Суровый воздух - Арсентьев Иван Арсентьевич (библиотека книг txt) 📗
– Вылет отставлен! Выключай!
Через две минуты полуторка вновь остановилась у самолета Остапа.
– На капе! Срочно! – сообщил дежурный. Остап стал на крыло.
– В чем дело? – спросил он у летчиков, но никто, в том числе и дежурный, не мог с достоверностью ответить.
Посмотрев на Бороду, Остап вдруг что-то вспомнил и хлопнул себя по лбу.
– Ясно, товарищи, – подмигнув, сказал он. – Нас могут вернуть на капе лишь по одной чрезвычайно важной причине… Хазаров забыл поздравить Бороду с днем рождения… – кивнул он на летчика.
– Э-э, Жора, это не по-товарищески, – раздались насмешливые голоса. – Притаился и молчишь? Так не пойдет… Двадцать три года в жизни бывает только раз!
Пока Борода что-то смущенно бормотал, полуторка остановилась у командного пункта. В землянке летчиков ждал Хазаров. Он только что получил из штаба дивизии шифровку. Боевая обстановка, по последним данным, резко изменилась.
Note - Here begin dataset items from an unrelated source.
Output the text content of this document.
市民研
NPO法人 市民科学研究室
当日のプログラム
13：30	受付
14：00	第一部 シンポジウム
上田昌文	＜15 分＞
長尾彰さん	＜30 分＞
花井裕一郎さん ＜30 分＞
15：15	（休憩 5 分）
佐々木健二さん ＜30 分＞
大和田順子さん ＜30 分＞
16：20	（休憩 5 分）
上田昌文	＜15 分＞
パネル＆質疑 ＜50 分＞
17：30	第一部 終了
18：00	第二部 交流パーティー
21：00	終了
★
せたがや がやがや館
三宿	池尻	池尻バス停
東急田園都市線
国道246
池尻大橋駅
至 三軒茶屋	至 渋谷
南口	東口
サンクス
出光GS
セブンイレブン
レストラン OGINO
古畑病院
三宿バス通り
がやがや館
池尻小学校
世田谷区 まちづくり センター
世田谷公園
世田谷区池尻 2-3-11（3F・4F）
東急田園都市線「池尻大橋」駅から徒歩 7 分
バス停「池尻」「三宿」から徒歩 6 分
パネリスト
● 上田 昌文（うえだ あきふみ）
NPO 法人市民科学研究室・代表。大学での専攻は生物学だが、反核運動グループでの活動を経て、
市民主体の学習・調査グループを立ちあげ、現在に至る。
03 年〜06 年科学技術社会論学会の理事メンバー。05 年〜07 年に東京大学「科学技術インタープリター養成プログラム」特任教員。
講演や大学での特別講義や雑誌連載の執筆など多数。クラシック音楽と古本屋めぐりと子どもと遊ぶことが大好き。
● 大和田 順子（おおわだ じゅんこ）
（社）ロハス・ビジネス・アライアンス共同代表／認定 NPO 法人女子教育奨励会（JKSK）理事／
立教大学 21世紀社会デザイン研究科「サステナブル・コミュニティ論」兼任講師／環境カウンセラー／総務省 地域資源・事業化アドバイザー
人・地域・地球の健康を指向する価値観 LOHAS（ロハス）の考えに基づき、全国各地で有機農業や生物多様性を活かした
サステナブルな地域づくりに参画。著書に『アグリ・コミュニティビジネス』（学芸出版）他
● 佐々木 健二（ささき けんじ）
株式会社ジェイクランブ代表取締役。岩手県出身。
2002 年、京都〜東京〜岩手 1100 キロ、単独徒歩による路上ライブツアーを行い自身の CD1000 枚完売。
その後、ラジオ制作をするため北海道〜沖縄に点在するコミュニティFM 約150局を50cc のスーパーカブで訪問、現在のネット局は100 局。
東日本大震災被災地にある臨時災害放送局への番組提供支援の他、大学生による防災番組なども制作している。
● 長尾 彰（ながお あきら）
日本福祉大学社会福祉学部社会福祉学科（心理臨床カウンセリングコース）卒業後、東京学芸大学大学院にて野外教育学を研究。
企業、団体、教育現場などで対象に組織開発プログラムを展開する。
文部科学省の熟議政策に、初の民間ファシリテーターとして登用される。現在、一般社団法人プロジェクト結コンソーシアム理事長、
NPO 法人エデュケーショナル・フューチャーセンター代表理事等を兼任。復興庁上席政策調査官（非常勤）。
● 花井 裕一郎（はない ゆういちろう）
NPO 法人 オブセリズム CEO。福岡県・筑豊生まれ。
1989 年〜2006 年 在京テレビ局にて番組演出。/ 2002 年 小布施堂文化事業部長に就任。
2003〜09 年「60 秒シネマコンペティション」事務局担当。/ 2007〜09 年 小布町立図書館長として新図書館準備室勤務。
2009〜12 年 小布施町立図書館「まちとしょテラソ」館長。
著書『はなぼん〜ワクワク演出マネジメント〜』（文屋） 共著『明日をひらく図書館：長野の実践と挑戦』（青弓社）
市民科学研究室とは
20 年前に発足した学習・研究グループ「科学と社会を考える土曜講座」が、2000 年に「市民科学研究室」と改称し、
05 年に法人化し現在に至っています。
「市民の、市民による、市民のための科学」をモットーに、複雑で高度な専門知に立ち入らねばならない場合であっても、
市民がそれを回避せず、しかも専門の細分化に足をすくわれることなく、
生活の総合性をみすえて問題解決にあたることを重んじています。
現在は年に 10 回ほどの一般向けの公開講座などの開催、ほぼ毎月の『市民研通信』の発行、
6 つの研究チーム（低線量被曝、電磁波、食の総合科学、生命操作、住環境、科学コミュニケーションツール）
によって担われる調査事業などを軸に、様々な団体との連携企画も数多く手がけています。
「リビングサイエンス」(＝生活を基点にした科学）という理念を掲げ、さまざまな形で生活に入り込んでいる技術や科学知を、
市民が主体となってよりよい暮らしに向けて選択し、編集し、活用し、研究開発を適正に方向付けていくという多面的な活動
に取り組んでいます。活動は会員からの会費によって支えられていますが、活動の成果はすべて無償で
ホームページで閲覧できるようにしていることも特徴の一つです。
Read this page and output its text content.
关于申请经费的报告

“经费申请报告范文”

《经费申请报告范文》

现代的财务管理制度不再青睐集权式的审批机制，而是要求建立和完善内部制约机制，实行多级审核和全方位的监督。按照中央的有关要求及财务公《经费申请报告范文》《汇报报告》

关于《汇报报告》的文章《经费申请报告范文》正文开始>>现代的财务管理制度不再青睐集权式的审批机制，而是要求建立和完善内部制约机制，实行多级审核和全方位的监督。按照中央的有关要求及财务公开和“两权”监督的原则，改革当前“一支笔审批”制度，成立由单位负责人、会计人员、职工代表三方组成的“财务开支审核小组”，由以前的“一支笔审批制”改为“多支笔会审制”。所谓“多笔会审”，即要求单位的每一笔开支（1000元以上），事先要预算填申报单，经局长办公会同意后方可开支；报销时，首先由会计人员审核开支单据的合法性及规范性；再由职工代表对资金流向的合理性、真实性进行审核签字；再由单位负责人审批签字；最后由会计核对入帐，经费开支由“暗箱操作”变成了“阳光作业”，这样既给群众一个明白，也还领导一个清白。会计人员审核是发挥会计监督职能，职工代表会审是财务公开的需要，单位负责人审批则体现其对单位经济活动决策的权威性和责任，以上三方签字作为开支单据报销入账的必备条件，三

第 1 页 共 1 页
Одновременно с высадкой десанта восточнее Керчи был высажен десант южнее Камыш-Буруна. Эта группа быстро продвинулась на север, создав угрозу вражеским тылам. Против десанта были брошены две дивизии немецкой пехоты, две портовые команды моряков, несколько румынских батальонов и сорок танков. Превосходящие силы врага прижали десант к морю в деревушке Эльтиген между озерами Соленым и Чурубашским. Положение создалось крайне тяжелое. Боеприпасы кончались, шторм не прекращался. Люди отстреливались последними патронами. Командование нацелило полк Хазарова на южный плацдарм.
– Мы будем бить вражеские танки, – пояснил Хазаров. – Но кроме непосредственно боевой работы, на наш полк возложена еще одна не менее важная задача – забрасывать в расположение десанта грузовые парашюты с необходимым снаряжением. Летать придется в любую погоду, при любых условиях, беспрерывно, – закончил он.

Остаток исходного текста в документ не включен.